• JIS News

    United States Anti-Trust expert and Corporate Attorney, Joseph Krauss, has called on Jamaica to be a leader in working towards regional and global convergence, as the country considers adopting merger review laws.
    The call came as he delivered the 9th Annual Shirley Playfair Lecture on Wednesday (September 10), at the Knutsford Court Hotel in Kingston.
    “Countries standing on the cusp of adopting regulatory schemes can be leaders in this convergence effort [and] would benefit from giving serious consideration to adopting any or all of the recommended best practices,” said Mr. Krauss. This he said, includes coordination and information-sharing among various jurisdictions, respect for national sovereignty, transparency, fairness, and an efficient and timely review process.
    Convergence is defined by the International Competition Network (ICN), a membership body devoted to enforcing competition laws, as “achieving consistency in antitrust law, policy, processes, and economic theory across jurisdictional lines.” It reduces the burden of merger review laws on the business community, as well as limits costs to regulators.
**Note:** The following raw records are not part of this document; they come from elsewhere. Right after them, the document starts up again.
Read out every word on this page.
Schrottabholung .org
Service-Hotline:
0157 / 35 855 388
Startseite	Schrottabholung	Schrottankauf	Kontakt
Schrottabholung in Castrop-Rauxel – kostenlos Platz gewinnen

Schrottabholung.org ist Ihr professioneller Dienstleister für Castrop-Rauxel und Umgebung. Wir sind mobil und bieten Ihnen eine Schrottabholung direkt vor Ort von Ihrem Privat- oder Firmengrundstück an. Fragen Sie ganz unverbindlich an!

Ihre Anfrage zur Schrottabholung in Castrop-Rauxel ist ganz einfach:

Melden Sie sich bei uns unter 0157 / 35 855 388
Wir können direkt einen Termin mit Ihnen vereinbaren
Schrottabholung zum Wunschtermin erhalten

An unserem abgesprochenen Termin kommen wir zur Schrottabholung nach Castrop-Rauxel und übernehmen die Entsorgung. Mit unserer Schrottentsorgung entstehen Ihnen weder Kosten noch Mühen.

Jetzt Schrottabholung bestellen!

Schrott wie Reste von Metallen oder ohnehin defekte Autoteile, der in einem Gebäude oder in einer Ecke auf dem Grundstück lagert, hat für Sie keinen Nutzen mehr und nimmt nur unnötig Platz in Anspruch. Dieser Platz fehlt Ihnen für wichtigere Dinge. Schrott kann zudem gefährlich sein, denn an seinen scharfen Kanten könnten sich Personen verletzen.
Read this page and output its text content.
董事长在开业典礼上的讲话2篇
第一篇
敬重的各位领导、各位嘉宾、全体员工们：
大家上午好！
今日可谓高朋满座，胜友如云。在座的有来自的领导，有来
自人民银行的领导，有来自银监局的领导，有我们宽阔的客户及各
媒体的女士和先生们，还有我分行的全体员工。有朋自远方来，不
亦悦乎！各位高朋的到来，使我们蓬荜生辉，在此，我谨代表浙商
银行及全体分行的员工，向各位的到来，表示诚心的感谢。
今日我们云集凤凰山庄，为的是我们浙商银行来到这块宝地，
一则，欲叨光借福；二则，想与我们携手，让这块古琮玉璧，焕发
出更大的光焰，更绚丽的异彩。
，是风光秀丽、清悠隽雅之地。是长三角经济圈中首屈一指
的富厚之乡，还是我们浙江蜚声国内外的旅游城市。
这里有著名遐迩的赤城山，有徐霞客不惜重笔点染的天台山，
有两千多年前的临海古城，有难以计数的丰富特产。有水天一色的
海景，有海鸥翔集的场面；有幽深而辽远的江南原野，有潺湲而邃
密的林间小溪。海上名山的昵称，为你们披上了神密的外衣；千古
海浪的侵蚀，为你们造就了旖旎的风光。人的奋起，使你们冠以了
    According to Mr. Krauss, the best way to do so is to “model notification requirements, review procedures and substantive law after more established merger review regimes,” pointing out that “even the United States, the European Union, and other countries with mature anti-trust regimes have committed to the convergence of global competition policies and laws, working through the forum of the ICN.
    Turning to the benefits of convergence, Mr. Krauss cited the ICN’s view that “global firms spend less time and money on compliance and can devote more of those resources to the business of competition and innovation.”
    “Conforming to merger reporting procedures”, he added, “we’ll give the business community confidence that the proposed procedures will operate efficiently to internationally recognised standards,” and that it will “avoid the political conflict that can occur between countries, when their merger regulators reach conflicting decisions on the same merger.”
    There are many possible areas of convergence he stated, including notification thresholds, pre-merger notification forms, initial information requirements, review periods, remedies, transparency, confidentiality, and substantive law, which may include the use of market shares, thresholds, presumptions, safe harbours, entry and expansion.
    “While convergence makes it easier for companies to assess the regulatory hurdles and costs of a merger, it is not a guarantee that every national regulatory authority will act as expected,” Mr. Krauss noted, adding that “even mature anti-trust regimes with well-established guidelines to govern their merger review process, sometimes engage in analyses and reach decisions that confound observers.”
    Mr. Krauss pointed out that companies will always face the risk that any jurisdiction could thwart their proposed transaction and inhibit their merger plans, and that this risk increases, as companies are required to engage in multiple filings for global mergers.
    However, he said that this should not stop the move towards regional and global convergence, as this in itself would deter countries from undertaking anti-competition activities.